MARK SHIELDS: There's a great country out there with an awful lot of people in it, and maybe somebody who went to night school once. I mean, why do we -- why do we restrict it to this pool that -- you know, I really just think it is terribly elitist. I mean, it sounds like the British ruling class.

DAVID BROOKS: Yes. Well, Mark and I should be happy that it's all Catholics and Jews on the court now.

JIM LEHRER: You guys are covered. That's easy for you to say.

DAVID BROOKS: Yes.

DAVID BROOKS: Personally, I'm the only New York Jew not on the court, so I'm a little pissed off about that.

But I actually agree with Mark. I think the politics of it are bad, by the way, for exactly that reason. People look at it, oh, another Harvard Law. And, you know, they're very smart people and they're very fine people. But it is true that it would be nice to have somebody from the heartland of the Midwest, you know, Chicago, for example.

No, I'm just kidding.

(Editor's note: David Brooks went to the University of Chicago, something his audience is rarely allowed to forget for more than a day at a time.)


DAVID BROOKS: No, I agree -- I agree with Mark, somebody, you know -- it is -- and this is true, by the way, of the Obama administration in general. There's a lot of Harvard and Yale there up and down the ranks. And it is a narrow slice of America.

MARK SHIELDS: When Lyndon Johnson was just absolutely rhapsodizing about how brilliant Jack Kennedy's Cabinet, President Jack Kennedy's Cabinet was, Sam Rayburn -- you know, there were all these Ivy League pedigrees and everything else -- Sam Rayburn said, "I just wish one of them had ever run for sheriff, Lyndon."

Well, I just wish somebody had run for sheriff who was nominated to the Supreme Court, who had been out in the political process and put their name on the ballot.

I've got a good idea: what about Harriet Miers? Didn't she run for sheriff or something?

I mean, please David and Mark. Elena Kagan did not grow up in a bubble, she grew up on the Upper West Side when it actually wasn't such a tidy place as it is now. Remember the 1970s in New York guys? Furthermore, unlike her male peers, if Kagan hadn't been so out of control smart and hard-working she wouldn't have gotten a chance at anything, especially not that Princeton B.A. In case you think being in the right eating club separated her from reality, it is also relevant that except for Elena and her father, everyone in the Kagan family is a
public school teacher, and Kagan herself went to public school prior to college.

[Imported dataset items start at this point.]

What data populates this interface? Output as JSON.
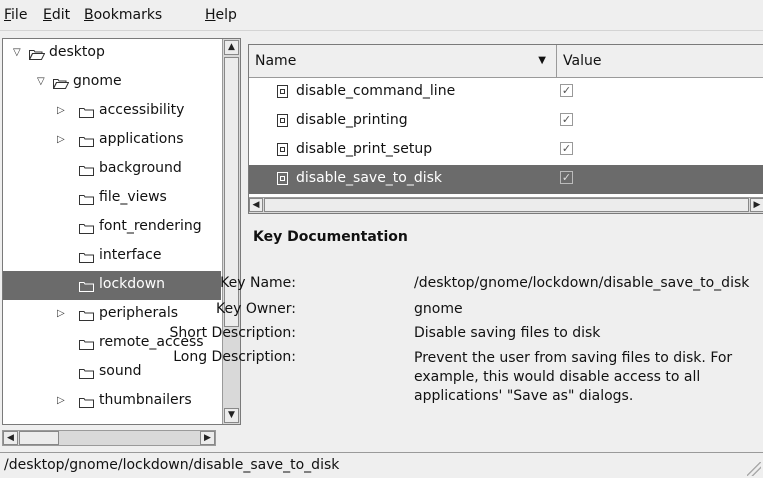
{
  "menubar": {
    "items": [
      {
        "label_u": "F",
        "label_rest": "ile"
      },
      {
        "label_u": "E",
        "label_rest": "dit"
      },
      {
        "label_u": "B",
        "label_rest": "ookmarks"
      },
      {
        "label_u": "H",
        "label_rest": "elp"
      }
    ]
  },
  "tree": {
    "items": [
      {
        "label": "desktop",
        "expander": "▽",
        "folder": "open"
      },
      {
        "label": "gnome",
        "expander": "▽",
        "folder": "open"
      },
      {
        "label": "accessibility",
        "expander": "▷",
        "folder": "closed"
      },
      {
        "label": "applications",
        "expander": "▷",
        "folder": "closed"
      },
      {
        "label": "background",
        "expander": "",
        "folder": "closed"
      },
      {
        "label": "file_views",
        "expander": "",
        "folder": "closed"
      },
      {
        "label": "font_rendering",
        "expander": "",
        "folder": "closed"
      },
      {
        "label": "interface",
        "expander": "",
        "folder": "closed"
      },
      {
        "label": "lockdown",
        "expander": "",
        "folder": "closed",
        "selected": true
      },
      {
        "label": "peripherals",
        "expander": "▷",
        "folder": "closed"
      },
      {
        "label": "remote_access",
        "expander": "",
        "folder": "closed"
      },
      {
        "label": "sound",
        "expander": "",
        "folder": "closed"
      },
      {
        "label": "thumbnailers",
        "expander": "▷",
        "folder": "closed"
      }
    ]
  },
  "list": {
    "columns": {
      "name": "Name",
      "value": "Value"
    },
    "rows": [
      {
        "key": "disable_command_line",
        "value": "✓"
      },
      {
        "key": "disable_printing",
        "value": "✓"
      },
      {
        "key": "disable_print_setup",
        "value": "✓"
      },
      {
        "key": "disable_save_to_disk",
        "value": "✓",
        "selected": true
      }
    ]
  },
  "doc": {
    "title": "Key Documentation",
    "key_name_label": "Key Name:",
    "key_name": "/desktop/gnome/lockdown/disable_save_to_disk",
    "key_owner_label": "Key Owner:",
    "key_owner": "gnome",
    "short_desc_label": "Short Description:",
    "short_desc": "Disable saving files to disk",
    "long_desc_label": "Long Description:",
    "long_desc": "Prevent the user from saving files to disk. For example, this would disable access to all applications' \"Save as\" dialogs."
  },
  "status": {
    "path": "/desktop/gnome/lockdown/disable_save_to_disk"
  },
  "colors": {
    "selection": "#6b6b6b",
    "background": "#efefef"
  }
}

But let's look at the rest of this elitist court. Granted, John Roberts and Anthony Kennedy have very suspicious credentials. But
Sonia Sotomayor's single, working mother got her through school at the top of her class so that she could be plucked out of the crowd to go to Princeton. And if you are thinking affirmative action, just stuff it, will you? Any of us who actually work in elitist institutions know perfectly well that people of color and women, in order to be even eligible for affirmative action, have had to be better, smarter and more hard working than anyone else.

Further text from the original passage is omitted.